A mãe, por pena do filho mais novo, ainda dava algum extra de vez em quando; normalmente, o dinheiro era suficiente, mas para reunir de uma vez mil ou mil e oitocentos taéis, não parecia possível.

Vendo Liu Yu calcular nos dedos e murmurar números, Andorinha perguntou:

— O senhor precisa de dinheiro?

— Sim. Quanto temos em caixa?

— Sessenta e três taéis — respondeu Andorinha, conhecendo bem as finanças. — E algumas criadas, a quem o senhor emprestou dinheiro, têm mais setenta ou oitenta taéis.

Sessenta e três com mais setenta ou oitenta, dava cento e cinquenta taéis?

— Só isso?

— Pois é. O senhor gasta muito; enquanto outros dão gorjetas em moedas, o senhor distribui taéis. Não tem renda própria, só recebe mesada da família e alguma quantia do Palácio, que não é muito. Além disso, gosta de comprar quinquilharias ocidentais; assim, como guardar dinheiro?

Pensando bem, era verdade. Sempre fora generoso com as criadas e gastava sem parcimônia. Os objetos que usava eram de ótima qualidade, mas não podiam ser facilmente convertidos em dinheiro.

Mas isso ainda era pouco comparado ao que precisava.

— Senhor, se for realmente necessário, pode pedir emprestado à senhora. Mas o ideal é pedir diante das duas cunhadas; se pedir sozinho, mesmo que sua mãe seja generosa, pode haver fofocas se alguém ouvir.

As tais duas cunhadas eram as esposas dos irmãos de Liu Yu.

Na vida passada, vinha de uma família comum, mas conhecia bem as questões entre irmãos e cunhadas.

O recado de Andorinha era: não peça dinheiro às escondidas, faça-o na frente das duas cunhadas para evitar comentários maldosos.

O filho mais novo pedindo dinheiro à mãe sem que as cunhadas soubessem certamente causaria tumulto — um princípio simples.
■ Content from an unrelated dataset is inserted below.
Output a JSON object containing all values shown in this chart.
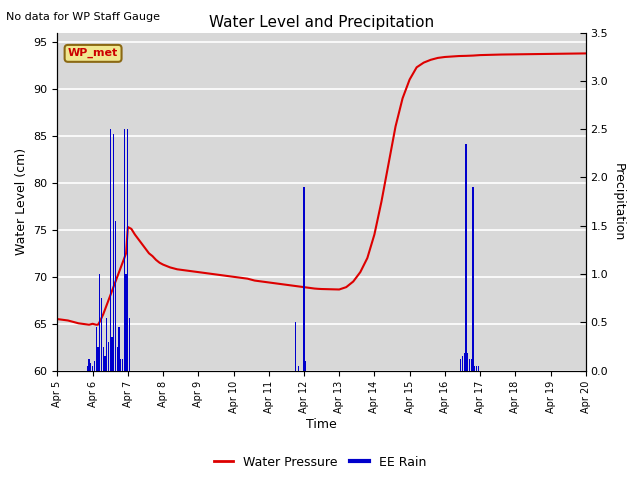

Considerando que diariamente tinha de comparecer às cerimônias da manhã e da noite com a mãe e que as cunhadas também a acompanhavam nas refeições, e sabendo que a mãe guardava muito dinheiro em privado, parecia que a solução era fácil.

Ser filho de um nobre era mesmo confortável; ao menos, não precisava se preocupar com dinheiro. Embora soubesse que toda a fortuna da família vinha do suor dos camponeses das terras ou de empréstimos a juros altos, causando a ruína de muitos, era realmente prazeroso ter dinheiro à disposição.

Deu um sorriso satisfeito, o ânimo melhorando. De tão animado, cantou alguns versos de uma canção popular.

— Senhor José, sente-se, vamos conversar. Sabe, o carpinteiro depois de casar casou-se com Maria. Ela engravidou antes do casamento, e você ficou preocupado. Quem será o pai da criança? Você não consegue dormir, noite após noite...

No auge da cantoria, estendeu a mão e deu um tapa sonoro nas curvas de Andorinha, que estava ao lado da cama.

O som seco a assustou, mas ela não ousou fazer barulho, com medo que as outras criadas escutassem.

— Dormir!

Liu Yu, satisfeito, esfregou as mãos e deitou-se.

Andorinha ficou parada ao lado da cama, o rosto em chamas, sem saber o que fazer.

O coração disparava, as mãos apertavam tanto o lenço que os dedos ficavam brancos; mordia os lábios, como se ainda sentisse o eco do tapa, um arrepio correndo pelo corpo.

Pensou que, desde que o senhor voltou do banquete, estava diferente; o olhar para ela era outro, coisa que nunca acontecera antes.

No fundo, sempre esperara que um dia se tornasse, de fato, a criada de quarto do jovem senhor, garantindo seu futuro.

Já ouvira das mulheres mais velhas muitas histórias embaraçosas, não era ingênua, mas faltava coragem para dar o passo.

Hoje parecia o momento certo; o senhor estava de bom humor e bem embriagado.

Mas, justo agora, não era o melhor período do mês; talvez, passada esta oportunidade, não houvesse outra tão cedo...

Sentia-se envergonhada e ansiosa, o pensamento em desordem, como se um inseto lhe subisse pelo corpo desde o local do tapa.

O lenço nas mãos já fora torcido várias vezes; por fim, abaixou suavemente o cortinado da cama e saiu, ficando parada diante da luz do corredor, absorta em pensamentos.